To U.S. President Donald Trump and his Russian counterpart, Vladimir Putin, it was a moment for levity as they sat down to talk last week in Japan on the sidelines of the G-20 economic summit. And the American leader had an idea for what to do with the pack of journalists that was hovering there to take note of the two leaders' first public get-together in a year. "Get rid of them. Fake news is a great term, isn't it?" Trump said. "You don't have this problem in Russia, but we do."
"We also have," Putin answered, in English. "It's the same." Then, according to news accounts of the exchange, the two leaders shared a chuckle over their seemingly self-satisfying repartee.

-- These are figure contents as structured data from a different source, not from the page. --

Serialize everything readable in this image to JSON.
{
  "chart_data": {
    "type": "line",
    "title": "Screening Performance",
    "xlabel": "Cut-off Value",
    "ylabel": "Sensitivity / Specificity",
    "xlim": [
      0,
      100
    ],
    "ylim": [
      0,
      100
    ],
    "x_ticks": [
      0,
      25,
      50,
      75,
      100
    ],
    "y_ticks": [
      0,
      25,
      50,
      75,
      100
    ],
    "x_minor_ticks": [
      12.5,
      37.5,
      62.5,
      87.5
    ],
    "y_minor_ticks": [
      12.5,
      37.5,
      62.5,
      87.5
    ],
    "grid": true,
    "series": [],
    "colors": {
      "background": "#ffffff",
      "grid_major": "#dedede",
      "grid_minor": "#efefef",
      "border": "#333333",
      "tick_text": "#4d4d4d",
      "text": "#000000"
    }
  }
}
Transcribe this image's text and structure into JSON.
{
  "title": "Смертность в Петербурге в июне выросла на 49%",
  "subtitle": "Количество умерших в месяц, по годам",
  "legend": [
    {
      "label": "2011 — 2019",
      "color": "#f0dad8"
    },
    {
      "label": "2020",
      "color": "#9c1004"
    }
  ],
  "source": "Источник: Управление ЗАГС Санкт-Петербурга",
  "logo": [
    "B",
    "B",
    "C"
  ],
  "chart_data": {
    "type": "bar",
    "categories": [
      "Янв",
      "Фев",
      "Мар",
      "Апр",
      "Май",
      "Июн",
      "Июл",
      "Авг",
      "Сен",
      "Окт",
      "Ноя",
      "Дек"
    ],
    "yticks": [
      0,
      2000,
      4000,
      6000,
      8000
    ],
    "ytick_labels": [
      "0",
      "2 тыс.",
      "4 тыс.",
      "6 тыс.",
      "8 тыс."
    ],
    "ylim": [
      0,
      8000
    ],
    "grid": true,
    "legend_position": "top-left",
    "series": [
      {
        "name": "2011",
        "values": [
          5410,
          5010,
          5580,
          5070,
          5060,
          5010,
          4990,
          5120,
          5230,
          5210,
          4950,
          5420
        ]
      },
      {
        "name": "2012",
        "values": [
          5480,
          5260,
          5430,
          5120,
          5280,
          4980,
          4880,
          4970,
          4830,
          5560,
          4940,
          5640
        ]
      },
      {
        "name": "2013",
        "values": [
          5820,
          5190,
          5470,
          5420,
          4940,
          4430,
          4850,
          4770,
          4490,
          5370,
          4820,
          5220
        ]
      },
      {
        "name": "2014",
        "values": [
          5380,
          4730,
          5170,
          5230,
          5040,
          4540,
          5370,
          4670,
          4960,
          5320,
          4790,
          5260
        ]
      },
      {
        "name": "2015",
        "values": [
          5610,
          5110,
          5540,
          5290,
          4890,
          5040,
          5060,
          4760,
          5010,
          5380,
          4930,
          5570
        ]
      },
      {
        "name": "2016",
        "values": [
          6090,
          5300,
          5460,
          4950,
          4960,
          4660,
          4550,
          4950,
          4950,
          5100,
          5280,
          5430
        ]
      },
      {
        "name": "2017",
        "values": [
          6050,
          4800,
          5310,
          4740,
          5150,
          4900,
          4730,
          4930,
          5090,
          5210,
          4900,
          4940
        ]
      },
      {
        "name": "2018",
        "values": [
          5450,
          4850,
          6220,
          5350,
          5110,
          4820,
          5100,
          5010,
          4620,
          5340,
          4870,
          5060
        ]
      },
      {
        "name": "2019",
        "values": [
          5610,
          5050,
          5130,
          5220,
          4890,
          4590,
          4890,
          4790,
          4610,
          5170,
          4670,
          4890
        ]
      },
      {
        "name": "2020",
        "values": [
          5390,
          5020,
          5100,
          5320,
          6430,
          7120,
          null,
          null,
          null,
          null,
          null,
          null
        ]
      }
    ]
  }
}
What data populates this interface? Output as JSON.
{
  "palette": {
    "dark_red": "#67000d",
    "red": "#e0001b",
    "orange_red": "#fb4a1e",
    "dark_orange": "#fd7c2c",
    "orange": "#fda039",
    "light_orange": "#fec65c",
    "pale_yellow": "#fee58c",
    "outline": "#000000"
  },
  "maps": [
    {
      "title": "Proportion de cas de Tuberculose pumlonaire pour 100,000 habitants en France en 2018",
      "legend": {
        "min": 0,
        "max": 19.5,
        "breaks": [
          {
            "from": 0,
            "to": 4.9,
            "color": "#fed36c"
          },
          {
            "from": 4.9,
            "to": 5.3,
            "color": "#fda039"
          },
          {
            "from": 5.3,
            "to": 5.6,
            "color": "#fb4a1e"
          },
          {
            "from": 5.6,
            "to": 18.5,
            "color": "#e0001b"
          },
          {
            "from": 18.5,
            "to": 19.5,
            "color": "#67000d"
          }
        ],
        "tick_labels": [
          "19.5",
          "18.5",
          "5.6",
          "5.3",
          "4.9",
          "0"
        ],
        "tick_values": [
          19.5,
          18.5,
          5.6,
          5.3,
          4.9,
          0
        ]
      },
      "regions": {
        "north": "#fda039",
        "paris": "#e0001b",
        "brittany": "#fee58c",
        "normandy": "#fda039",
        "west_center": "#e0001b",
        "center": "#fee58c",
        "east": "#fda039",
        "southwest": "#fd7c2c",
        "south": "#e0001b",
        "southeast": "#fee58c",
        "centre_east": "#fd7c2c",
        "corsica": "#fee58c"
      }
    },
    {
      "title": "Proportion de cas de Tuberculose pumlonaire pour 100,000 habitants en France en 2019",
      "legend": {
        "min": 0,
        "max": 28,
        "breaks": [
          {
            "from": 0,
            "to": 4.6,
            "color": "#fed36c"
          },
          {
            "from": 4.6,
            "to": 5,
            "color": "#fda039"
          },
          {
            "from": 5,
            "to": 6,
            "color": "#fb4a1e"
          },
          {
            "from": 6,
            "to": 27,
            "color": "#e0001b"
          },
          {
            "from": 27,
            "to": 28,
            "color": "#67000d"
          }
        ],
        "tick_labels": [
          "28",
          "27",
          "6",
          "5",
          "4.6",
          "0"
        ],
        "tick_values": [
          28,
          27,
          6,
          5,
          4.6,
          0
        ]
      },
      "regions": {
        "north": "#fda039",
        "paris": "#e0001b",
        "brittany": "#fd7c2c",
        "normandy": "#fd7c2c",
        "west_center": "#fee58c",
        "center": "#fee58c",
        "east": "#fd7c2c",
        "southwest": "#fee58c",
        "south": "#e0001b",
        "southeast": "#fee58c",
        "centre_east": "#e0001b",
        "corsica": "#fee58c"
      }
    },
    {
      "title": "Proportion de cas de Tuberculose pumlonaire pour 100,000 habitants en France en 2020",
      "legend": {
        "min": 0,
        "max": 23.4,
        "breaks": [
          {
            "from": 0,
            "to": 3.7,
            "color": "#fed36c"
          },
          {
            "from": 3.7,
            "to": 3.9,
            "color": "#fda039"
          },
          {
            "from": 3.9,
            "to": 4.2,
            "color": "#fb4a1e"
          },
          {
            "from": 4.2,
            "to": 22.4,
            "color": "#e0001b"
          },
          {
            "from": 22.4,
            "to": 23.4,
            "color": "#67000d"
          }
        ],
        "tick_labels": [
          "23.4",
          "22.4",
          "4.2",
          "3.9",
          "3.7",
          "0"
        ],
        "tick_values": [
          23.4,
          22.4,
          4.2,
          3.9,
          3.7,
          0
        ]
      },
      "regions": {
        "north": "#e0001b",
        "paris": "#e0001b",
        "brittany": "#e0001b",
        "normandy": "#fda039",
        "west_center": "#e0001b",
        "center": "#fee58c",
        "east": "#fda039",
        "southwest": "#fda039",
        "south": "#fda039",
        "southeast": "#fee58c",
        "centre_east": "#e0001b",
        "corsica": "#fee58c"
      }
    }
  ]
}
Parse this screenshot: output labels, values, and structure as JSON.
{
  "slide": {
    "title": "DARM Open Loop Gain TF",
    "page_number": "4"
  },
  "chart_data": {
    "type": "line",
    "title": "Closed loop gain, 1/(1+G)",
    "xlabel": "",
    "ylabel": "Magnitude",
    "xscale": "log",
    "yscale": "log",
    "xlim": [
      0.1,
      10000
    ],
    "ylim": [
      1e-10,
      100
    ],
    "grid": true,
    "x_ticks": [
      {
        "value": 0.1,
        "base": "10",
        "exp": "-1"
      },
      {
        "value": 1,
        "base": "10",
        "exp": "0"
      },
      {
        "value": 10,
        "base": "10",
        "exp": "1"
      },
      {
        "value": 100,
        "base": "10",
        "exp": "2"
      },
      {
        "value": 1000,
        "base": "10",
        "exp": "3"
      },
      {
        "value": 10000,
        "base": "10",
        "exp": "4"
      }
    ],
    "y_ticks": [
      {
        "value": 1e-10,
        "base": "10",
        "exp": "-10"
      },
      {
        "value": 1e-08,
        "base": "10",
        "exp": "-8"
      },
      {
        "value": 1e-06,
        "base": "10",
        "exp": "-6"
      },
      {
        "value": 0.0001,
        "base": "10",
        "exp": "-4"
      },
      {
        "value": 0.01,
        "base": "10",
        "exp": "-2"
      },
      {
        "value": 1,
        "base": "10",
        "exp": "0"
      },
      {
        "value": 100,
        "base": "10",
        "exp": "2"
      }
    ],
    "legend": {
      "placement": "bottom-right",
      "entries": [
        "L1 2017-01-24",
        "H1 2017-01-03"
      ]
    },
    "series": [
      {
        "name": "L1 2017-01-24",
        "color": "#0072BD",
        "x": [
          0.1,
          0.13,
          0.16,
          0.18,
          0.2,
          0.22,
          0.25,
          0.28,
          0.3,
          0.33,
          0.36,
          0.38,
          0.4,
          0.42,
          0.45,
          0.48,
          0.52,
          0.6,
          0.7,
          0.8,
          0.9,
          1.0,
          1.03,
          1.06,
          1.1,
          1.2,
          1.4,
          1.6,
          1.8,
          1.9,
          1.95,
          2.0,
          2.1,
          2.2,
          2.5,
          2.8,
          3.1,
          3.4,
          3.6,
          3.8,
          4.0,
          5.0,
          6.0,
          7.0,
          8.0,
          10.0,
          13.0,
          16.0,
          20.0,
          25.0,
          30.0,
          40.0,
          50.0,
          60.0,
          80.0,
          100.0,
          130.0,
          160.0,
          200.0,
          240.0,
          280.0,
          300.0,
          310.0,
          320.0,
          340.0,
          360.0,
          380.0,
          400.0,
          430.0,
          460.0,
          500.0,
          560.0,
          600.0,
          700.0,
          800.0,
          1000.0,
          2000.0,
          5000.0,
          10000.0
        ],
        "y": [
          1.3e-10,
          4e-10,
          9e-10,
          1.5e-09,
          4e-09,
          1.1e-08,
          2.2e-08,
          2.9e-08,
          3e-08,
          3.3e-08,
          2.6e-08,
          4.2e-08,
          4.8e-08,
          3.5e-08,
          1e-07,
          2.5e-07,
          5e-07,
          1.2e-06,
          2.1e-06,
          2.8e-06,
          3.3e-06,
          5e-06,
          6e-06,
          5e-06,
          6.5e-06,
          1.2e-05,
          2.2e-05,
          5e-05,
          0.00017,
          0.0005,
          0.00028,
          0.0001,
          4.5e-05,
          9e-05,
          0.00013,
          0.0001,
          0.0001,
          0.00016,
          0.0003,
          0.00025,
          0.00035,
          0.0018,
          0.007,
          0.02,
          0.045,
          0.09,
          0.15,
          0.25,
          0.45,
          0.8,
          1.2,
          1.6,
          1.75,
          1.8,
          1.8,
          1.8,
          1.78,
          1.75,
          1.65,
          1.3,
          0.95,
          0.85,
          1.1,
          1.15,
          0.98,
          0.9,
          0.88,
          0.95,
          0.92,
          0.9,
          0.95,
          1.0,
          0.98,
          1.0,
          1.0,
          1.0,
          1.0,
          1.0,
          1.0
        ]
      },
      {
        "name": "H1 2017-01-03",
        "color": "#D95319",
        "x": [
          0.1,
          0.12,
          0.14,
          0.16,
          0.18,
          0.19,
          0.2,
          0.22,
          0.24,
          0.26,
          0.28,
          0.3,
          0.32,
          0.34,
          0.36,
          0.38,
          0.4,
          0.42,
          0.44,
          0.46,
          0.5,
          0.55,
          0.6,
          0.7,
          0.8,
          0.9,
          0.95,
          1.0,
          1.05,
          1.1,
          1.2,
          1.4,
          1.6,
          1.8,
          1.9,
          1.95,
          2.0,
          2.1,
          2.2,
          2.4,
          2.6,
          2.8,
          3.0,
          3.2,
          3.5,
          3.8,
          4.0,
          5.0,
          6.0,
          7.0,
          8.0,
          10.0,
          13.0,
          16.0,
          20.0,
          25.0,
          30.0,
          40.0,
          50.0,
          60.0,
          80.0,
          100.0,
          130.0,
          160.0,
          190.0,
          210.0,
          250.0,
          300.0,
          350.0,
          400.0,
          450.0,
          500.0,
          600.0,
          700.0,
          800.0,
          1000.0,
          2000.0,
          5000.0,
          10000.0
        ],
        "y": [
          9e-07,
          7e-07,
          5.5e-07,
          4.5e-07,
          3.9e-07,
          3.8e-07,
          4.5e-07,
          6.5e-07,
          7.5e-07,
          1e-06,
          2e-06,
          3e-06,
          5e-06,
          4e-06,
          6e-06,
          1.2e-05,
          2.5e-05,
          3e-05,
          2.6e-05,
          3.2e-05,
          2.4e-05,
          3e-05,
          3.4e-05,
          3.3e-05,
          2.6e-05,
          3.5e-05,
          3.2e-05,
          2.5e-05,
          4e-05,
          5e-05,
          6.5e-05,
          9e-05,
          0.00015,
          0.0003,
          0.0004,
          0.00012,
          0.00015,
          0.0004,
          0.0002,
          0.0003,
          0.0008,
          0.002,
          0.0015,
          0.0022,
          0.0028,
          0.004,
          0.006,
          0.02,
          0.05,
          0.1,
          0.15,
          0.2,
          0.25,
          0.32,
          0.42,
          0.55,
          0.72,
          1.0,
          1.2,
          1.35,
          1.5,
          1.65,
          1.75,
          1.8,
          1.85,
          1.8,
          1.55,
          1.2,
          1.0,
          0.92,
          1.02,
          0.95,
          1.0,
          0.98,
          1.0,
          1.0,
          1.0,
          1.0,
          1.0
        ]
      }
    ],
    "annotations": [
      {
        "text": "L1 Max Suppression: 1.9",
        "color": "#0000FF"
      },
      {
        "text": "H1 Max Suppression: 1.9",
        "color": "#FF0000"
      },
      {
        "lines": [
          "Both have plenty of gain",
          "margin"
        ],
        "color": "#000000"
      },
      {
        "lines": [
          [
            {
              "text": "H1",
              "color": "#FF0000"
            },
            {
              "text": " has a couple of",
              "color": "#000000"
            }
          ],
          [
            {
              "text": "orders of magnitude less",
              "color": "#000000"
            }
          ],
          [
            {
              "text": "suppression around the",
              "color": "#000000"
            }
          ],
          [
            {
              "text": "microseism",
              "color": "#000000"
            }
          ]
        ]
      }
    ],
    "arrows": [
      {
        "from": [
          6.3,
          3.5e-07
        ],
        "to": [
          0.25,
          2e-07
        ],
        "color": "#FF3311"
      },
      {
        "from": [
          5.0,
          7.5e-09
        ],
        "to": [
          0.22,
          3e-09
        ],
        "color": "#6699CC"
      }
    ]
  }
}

Trump routinely describes journalists as "the enemy of the people," an expression first common in world literature and a century ago popularized by Russian autocrat Vladimir Lenin. The U.S. president also regularly describes factual mainstream news stories as "fake news," a term he once acknowledged actually described stories he does not like about himself and his administration. He recently called an accurate New York Times story he did not like — about digital U.S. incursions into the Russian power grid — "a virtual act of treason."
The Committee to Protect Journalists said 28 journalists have been murdered in Russia since Putin first assumed power in 2000, with the reporters and editors often killed under mysterious circumstances. Many of the Russian journalists, according to the New York-based journalists' advocacy group, were well-known for investigating government corruption and wrong-doing by both national and local Russian officials.